Saturday, July 20, 2013

Friday, July 19, 2013

v0.1













Here is a screenshot of the first version of TechM (shown on the 'Technology' section tab). The client has been implemented in Ruby on Rails and HTML/CSS, with intentional avoidance of JS for now (ending my philosophical tech debate temporarily). A few things you can't tell from the screenshot:
  • An asterisk (*) next to an entity indicates that the entity represents an entire cluster of similar entities. Hovering over the entity will display the rest of the cluster in a tooltip.
  • Hovering over any entity will display related article titles, also in the same tooltip (this 'feature' is only for creative purposes - it allows me to visualize the importance of article titles with respect to the context of each entity and trending topic, moving forward. I have no intention of showing article titles in a tooltip in a released version of the product, however.)
The second bullet point above really hints at the major advantage of this UI: allowing me to visualize the data in a more sophisticated way than I could previously. This is a nice step up from staring at the data in JSON format.

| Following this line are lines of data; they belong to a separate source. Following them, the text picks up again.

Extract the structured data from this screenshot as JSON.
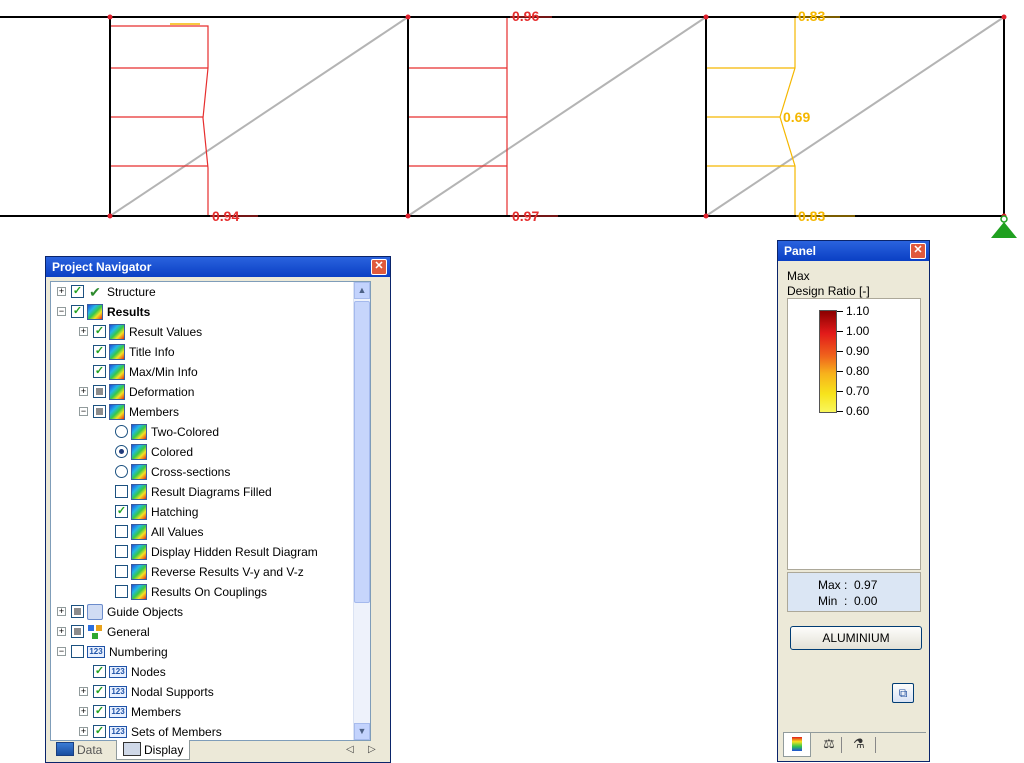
{
  "diagram": {
    "colors": {
      "chord": "#000000",
      "diagonal": "#b4b4b4",
      "node": "#e0202c",
      "high": "#e62d2d",
      "mid": "#f5b700",
      "support": "#20a020"
    },
    "values": {
      "bay1_bottom": "0.94",
      "bay2_top": "0.96",
      "bay2_bottom": "0.97",
      "bay3_top": "0.83",
      "bay3_mid": "0.69",
      "bay3_bottom": "0.83"
    }
  },
  "navigator": {
    "title": "Project Navigator",
    "items": [
      {
        "label": "Structure",
        "state": "checked",
        "icon": "structure-icon"
      },
      {
        "label": "Results",
        "state": "checked",
        "icon": "results-icon"
      },
      {
        "label": "Result Values",
        "state": "checked",
        "icon": "results-icon"
      },
      {
        "label": "Title Info",
        "state": "checked",
        "icon": "results-icon"
      },
      {
        "label": "Max/Min Info",
        "state": "checked",
        "icon": "results-icon"
      },
      {
        "label": "Deformation",
        "state": "partial",
        "icon": "results-icon"
      },
      {
        "label": "Members",
        "state": "partial",
        "icon": "results-icon"
      },
      {
        "label": "Two-Colored",
        "state": "radio-off",
        "icon": "results-icon"
      },
      {
        "label": "Colored",
        "state": "radio-on",
        "icon": "results-icon"
      },
      {
        "label": "Cross-sections",
        "state": "radio-off",
        "icon": "results-icon"
      },
      {
        "label": "Result Diagrams Filled",
        "state": "unchecked",
        "icon": "results-icon"
      },
      {
        "label": "Hatching",
        "state": "checked",
        "icon": "results-icon"
      },
      {
        "label": "All Values",
        "state": "unchecked",
        "icon": "results-icon"
      },
      {
        "label": "Display Hidden Result Diagram",
        "state": "unchecked",
        "icon": "results-icon"
      },
      {
        "label": "Reverse Results V-y and V-z",
        "state": "unchecked",
        "icon": "results-icon"
      },
      {
        "label": "Results On Couplings",
        "state": "unchecked",
        "icon": "results-icon"
      },
      {
        "label": "Guide Objects",
        "state": "partial",
        "icon": "guide-objects-icon"
      },
      {
        "label": "General",
        "state": "partial",
        "icon": "general-icon"
      },
      {
        "label": "Numbering",
        "state": "unchecked",
        "icon": "numbering-icon"
      },
      {
        "label": "Nodes",
        "state": "checked",
        "icon": "numbering-icon"
      },
      {
        "label": "Nodal Supports",
        "state": "checked",
        "icon": "numbering-icon"
      },
      {
        "label": "Members",
        "state": "checked",
        "icon": "numbering-icon"
      },
      {
        "label": "Sets of Members",
        "state": "checked",
        "icon": "numbering-icon"
      }
    ],
    "tabs": {
      "data": "Data",
      "display": "Display"
    },
    "num_icon_text": "123"
  },
  "panel": {
    "title": "Panel",
    "heading_line1": "Max",
    "heading_line2": "Design Ratio [-]",
    "legend_values": [
      "1.10",
      "1.00",
      "0.90",
      "0.80",
      "0.70",
      "0.60"
    ],
    "max_line": "Max :  0.97",
    "min_line": "Min  :  0.00",
    "material_button": "ALUMINIUM"
  }
}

This version is not good enough for release for several reasons:
  • Obviously, the color scheme is fairly horrendous. I have yet to settle on a good one.
  • Many of these entities aren't useful without more context. Seeing a pile of entities related to each trending topic doesn't inspire me to continue clicking around and exploring the trending topic. This is a huge problem that I clearly need to improve upon.
Here are some thoughts for improvement:
  • Assign weights to clusters based on # of entities in cluster & entity frequencies and show only information related to weightiest cluster, a combination of entities + related articles
  • Only collect the named entities that occur *directly after* the trending topic in an article title... ('meh' on this idea)
  • Use a POS tagger so that instead of showing entire article titles after showing important entities, just show verb phrases
I'm also going to start using git branch to explore these options for how to display the data.

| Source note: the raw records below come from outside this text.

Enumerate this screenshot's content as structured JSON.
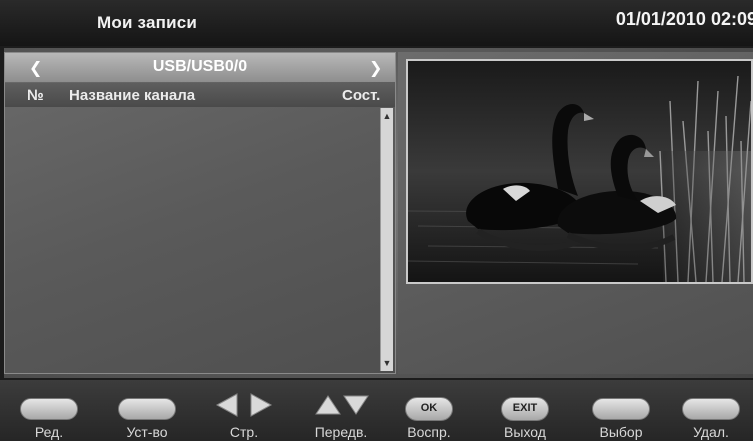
{
  "header": {
    "title": "Мои записи",
    "datetime": "01/01/2010 02:09"
  },
  "source": {
    "prev_icon": "chevron-left-icon",
    "label": "USB/USB0/0",
    "next_icon": "chevron-right-icon"
  },
  "columns": {
    "number": "№",
    "channel_name": "Название канала",
    "status": "Сост."
  },
  "footer": {
    "keys": [
      {
        "label": "Ред.",
        "type": "colored-button"
      },
      {
        "label": "Уст-во",
        "type": "colored-button"
      },
      {
        "label": "Стр.",
        "type": "left-right-arrows-icon"
      },
      {
        "label": "Передв.",
        "type": "up-down-arrows-icon"
      },
      {
        "label": "Воспр.",
        "button_text": "OK"
      },
      {
        "label": "Выход",
        "button_text": "EXIT"
      },
      {
        "label": "Выбор",
        "type": "colored-button"
      },
      {
        "label": "Удал.",
        "type": "colored-button"
      }
    ]
  }
}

Overall though, it's exciting to have a working prototype of some sort! Even though it is very rough and needs more work.

Monday, July 15, 2013

Structure of the data layer
















Section, Ttopic, Cluster, Entity, Article - these terms are mirrored as classes in my Python code. The image above is a visual representation the structure of my code at this time.

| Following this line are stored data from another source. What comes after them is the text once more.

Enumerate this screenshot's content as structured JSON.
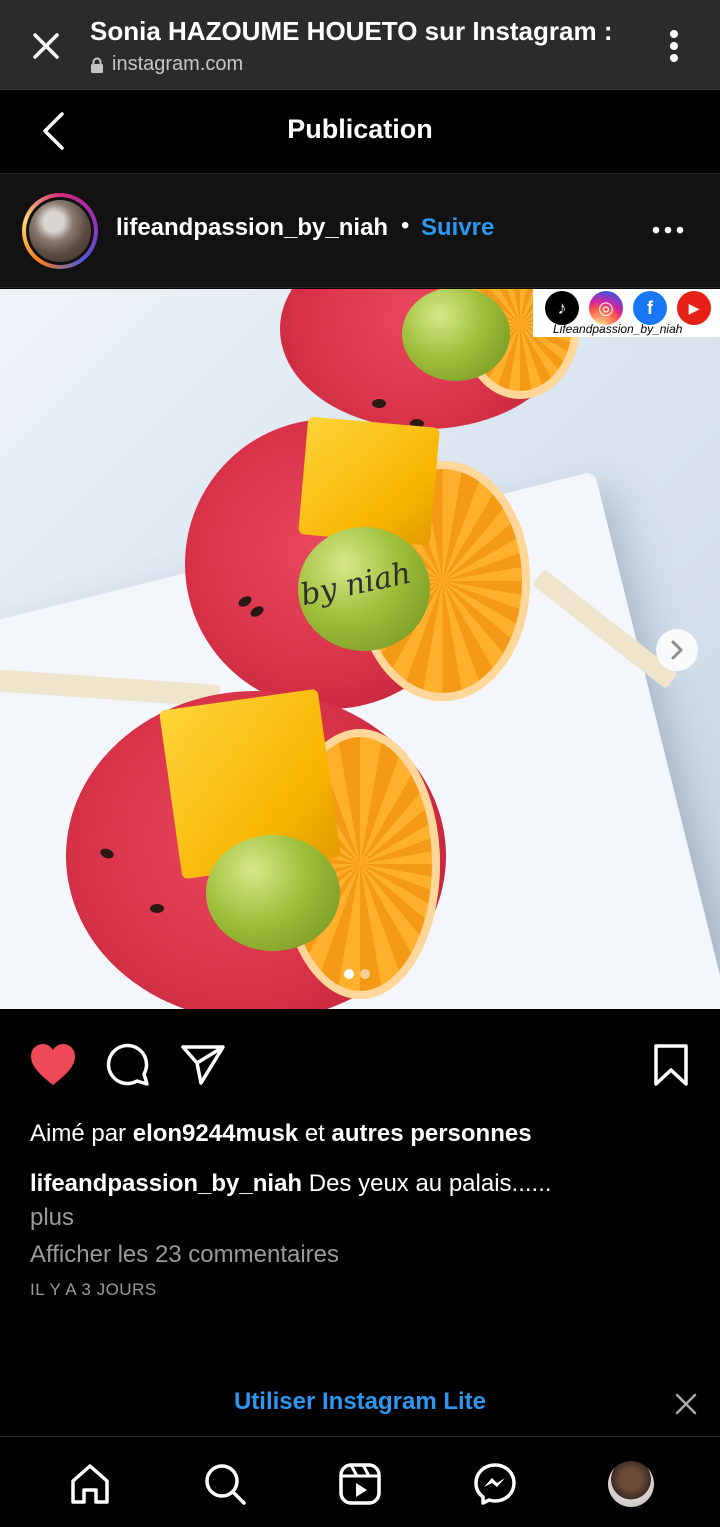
{
  "browser": {
    "title": "Sonia HAZOUME HOUETO sur Instagram :",
    "url": "instagram.com",
    "icons": {
      "close": "close-icon",
      "lock": "lock-icon",
      "menu": "more-vert-icon"
    }
  },
  "header": {
    "title": "Publication",
    "back_icon": "chevron-left-icon"
  },
  "post": {
    "username": "lifeandpassion_by_niah",
    "separator": "•",
    "follow_label": "Suivre",
    "more_icon": "more-horiz-icon",
    "image": {
      "watermark": "by niah",
      "social_handle": "Lifeandpassion_by_niah",
      "social_icons": [
        "tiktok-icon",
        "instagram-icon",
        "facebook-icon",
        "youtube-icon"
      ],
      "carousel": {
        "current": 1,
        "total": 2
      }
    },
    "actions": {
      "like_icon": "heart-icon",
      "liked": true,
      "comment_icon": "comment-icon",
      "share_icon": "send-icon",
      "save_icon": "bookmark-icon",
      "like_color": "#ed4956"
    },
    "likes": {
      "prefix": "Aimé par",
      "user": "elon9244musk",
      "connector": "et",
      "others": "autres personnes"
    },
    "caption": {
      "username": "lifeandpassion_by_niah",
      "text": "Des yeux au palais......",
      "more_label": "plus"
    },
    "comments_link": "Afficher les 23 commentaires",
    "timestamp": "IL Y A 3 JOURS"
  },
  "banner": {
    "label": "Utiliser Instagram Lite",
    "close_icon": "close-icon",
    "accent": "#2b97f0"
  },
  "bottom_nav": {
    "items": [
      "home-icon",
      "search-icon",
      "reels-icon",
      "messenger-icon",
      "profile-avatar"
    ]
  }
}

As one can see, the structure is tree-like, except for two exceptions noted along the right-hand side - trending topics (ttopics) and articles should probably not be restricted to belonging to a single section and entity respectively. I am still working on implementing this behavior, and it is not represented in the image above, but it would mean that leaf nodes on the ttopic and article levels would branch upwards as well.

Below is a quick description of the utility of each class:

Section
pulled directly from Google News, these are the available news sections: Top Stories, World, U.S., Business, Technology, Entertainment, Sports, Health, Science.

Trending topic (Ttopic)
also pulled directly from Google News but dynamically changing, these are the most popular news topics for each section at any given time (similar to Twitter's trending topics which show keywords 'tweeters' are using more or growing fastest)

Article
news articles pulled directly from the Google News RSS feed for each ttopic. instead of associating articles with a ttopic directly, they are first associated with the entities (discussed below) that were extracted from them (this is what causes repetitive use of a single article between entities).

Entity
short for the concept of a 'named entity' from the information extraction world. words from article titles categorized as the names of persons, organizations, and locations with the help of Stanford NER from The Stanford NLP Group (there are other predefined categories that are not currently used in this project). once identified, entities are tallied by frequency per ttopic using PrefixSpan.

Cluster
a wrapper for entities. groups similar entities for a ttopic to mute redundancy in information displayed on future client.

Tuesday, July 2, 2013

Technology soup

From Medium:
In comes node.js, it seemed cool and would achieve what I wanted so I decided to start again...
I decided to have a client-side app and render the views in the browser as it was the “in thing” to do. I used all the goodies available to me such as Backbone, jQuery, Bootstrap and component. This tied to a node server running express.js and mongodb. To top it all off I wanted to be cool so I wrote the whole darn thing in CoffeeScript.
Now that TechM's data layer is solid enough for prototyping purposes (ahem, sans testing...), I'm trying to figure out how the heck I should connect to and develop for the client application. My mind, my Google searches, and my Trello board are all starting to reflect the chaos quoted above, scarily enough. I'm kinda getting lost in the sauce.

The thing is, I want to strike a balance. I want to learn new web technologies this summer, but I also want a working prototype by the end of the week... and between CouchDB + Node.js + Express.js + Mustache + jQuery + Flat UI Kit + ???, none of which I really know, it's looking pretty bad.

What I do know is Ruby on Rails... but I've already developed extensively with it. I also think it's too heavy for what I want to accomplish. But I'm missing the comprehensiveness of Rails, I think. With node.js, every component is customizable and needs to be installed individually via npm, and I haven't yet found a recommended, standard configuration of tools. I haven't found any ridiculously thorough tutorials for node.js yet either (like Michael Hartl's exceptional Rails tutorial).